The ISO would like to confirm that RDRR scheduling coordinators, when voluntarily submitting day-ahead offers, will continue to do so before 9 a.m. This will prevent RDRR capacity from being inadvertently double-counted as both RSE supply and a reduction to the RSE obligation.
To the Council’s knowledge, only IOUs are RDRR scheduling coordinators.
The ISO would like to discuss how energy limits to RDRR capacity (i.e., max run times) should be reflected in the RSE adjustment. More specifically, if the ISO BAA at 9 a.m. expects upward RSE shortfalls in multiple intervals, for which intervals should the RSE be reduced?
Referring to the PG&E tariff for its Base Interruptible Program as an example, events are limited to six hours each day, capped at 10 events per calendar month. As an initial proposal, the Council suggests that the CAISO have some flexibility in how it applies the six hours of RDRR availability in the RSE in order to maximize the benefits in conjunction with other resources. For instance, if there are shortfalls in multiple intervals of a day, the optimal allocation of the six hours may be to center them around the largest shortfall if the six-hour availability cannot straddle both intervals. Otherwise, if the two intervals are short enough and are close enough in the day, then it may be optimal to overlay the RDRR availability over both. Even then, the CAISO’s hands should not be tied in the event that unforeseen circumstances dictate that the RSE adjustment should be applied in a different manner.
Another factor the CAISO may need to consider is how the IOUs apply the RA credit associated with their RDRRs under the Slice-of-Day framework. Using the PG&E BIP example above, it’s likely that the RA credit will be applied during the Availability Assessment Hours (AAH) in order to compliance with CPUC RA availability requirements for DR resources. This does not necessarily prevent the CAISO from counting RDRRs outside of the AAH because the BIP is available throughout the day, but if the hourly slices of credited RA will play a role in the CAISO’s consideration of the broader issue of accounting for RDRRs in the RSE, this may be a factor.
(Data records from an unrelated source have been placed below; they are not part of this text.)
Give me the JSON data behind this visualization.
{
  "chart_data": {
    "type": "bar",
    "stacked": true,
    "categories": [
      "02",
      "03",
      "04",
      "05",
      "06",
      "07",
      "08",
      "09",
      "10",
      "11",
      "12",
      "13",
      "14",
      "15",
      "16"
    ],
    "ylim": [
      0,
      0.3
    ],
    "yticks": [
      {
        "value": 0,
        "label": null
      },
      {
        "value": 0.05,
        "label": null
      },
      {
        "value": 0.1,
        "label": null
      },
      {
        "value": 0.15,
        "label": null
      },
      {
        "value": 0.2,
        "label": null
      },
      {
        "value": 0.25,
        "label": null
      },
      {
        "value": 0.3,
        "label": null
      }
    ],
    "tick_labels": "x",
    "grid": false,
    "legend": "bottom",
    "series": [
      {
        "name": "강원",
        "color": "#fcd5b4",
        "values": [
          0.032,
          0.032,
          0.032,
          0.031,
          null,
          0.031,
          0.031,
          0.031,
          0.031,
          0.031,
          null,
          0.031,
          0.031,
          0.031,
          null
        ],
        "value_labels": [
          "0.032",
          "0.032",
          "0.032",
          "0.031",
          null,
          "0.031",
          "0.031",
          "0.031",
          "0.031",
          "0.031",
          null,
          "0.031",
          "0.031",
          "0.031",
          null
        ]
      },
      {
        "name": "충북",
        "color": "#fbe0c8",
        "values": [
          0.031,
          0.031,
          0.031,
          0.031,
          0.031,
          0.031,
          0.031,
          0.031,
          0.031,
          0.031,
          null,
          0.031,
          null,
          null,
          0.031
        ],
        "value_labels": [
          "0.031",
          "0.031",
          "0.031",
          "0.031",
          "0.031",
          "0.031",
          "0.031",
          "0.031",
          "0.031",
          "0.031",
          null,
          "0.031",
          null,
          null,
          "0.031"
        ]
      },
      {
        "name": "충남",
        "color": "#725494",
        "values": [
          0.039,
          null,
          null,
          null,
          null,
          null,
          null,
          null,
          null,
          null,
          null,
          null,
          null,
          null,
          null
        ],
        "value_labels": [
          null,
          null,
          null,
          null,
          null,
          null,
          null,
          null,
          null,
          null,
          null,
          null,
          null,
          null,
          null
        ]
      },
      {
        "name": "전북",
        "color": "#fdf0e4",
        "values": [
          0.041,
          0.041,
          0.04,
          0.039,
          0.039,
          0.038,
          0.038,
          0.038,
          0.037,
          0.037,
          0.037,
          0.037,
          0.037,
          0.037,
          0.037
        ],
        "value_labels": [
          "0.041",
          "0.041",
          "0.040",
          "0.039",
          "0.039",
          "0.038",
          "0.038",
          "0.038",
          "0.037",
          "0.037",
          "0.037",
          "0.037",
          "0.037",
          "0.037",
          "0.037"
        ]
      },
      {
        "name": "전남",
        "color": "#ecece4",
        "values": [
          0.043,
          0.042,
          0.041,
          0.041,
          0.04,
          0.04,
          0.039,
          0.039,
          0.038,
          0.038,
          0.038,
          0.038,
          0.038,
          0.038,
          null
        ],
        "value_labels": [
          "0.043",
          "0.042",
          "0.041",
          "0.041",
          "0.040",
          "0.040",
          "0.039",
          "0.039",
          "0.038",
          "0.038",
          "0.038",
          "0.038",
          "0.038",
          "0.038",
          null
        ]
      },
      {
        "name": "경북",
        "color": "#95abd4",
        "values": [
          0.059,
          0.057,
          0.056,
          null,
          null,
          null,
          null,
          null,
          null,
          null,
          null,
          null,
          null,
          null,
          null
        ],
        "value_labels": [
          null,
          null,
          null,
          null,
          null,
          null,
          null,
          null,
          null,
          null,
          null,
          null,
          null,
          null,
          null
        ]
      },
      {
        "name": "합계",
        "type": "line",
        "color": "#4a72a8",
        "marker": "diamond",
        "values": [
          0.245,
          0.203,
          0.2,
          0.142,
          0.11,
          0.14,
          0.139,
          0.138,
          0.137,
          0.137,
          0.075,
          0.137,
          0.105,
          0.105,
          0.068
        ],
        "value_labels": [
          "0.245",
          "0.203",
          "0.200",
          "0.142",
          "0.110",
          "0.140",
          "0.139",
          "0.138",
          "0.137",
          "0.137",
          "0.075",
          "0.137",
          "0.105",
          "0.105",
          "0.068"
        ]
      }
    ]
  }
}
The ISO would like to discuss the implications of any RSE reductions on the residual unit commitment (RUC) process.17 More specifically, the ISO would like to discuss whether it should reduce its RUC procurement target by an amount equal to the RSE reduction quantity.
As explained above, the RUC is needed to identify when an EEA event is warranted, so it would not be appropriate to reduce the CAISO Forecast of CAISO Demand by the amount of available RDRR because doing so would risk suppressing the calling of these events which could, in turn, have detrimental reliability impacts.
[1] Operating Procedure 4410, Section 3.6.1.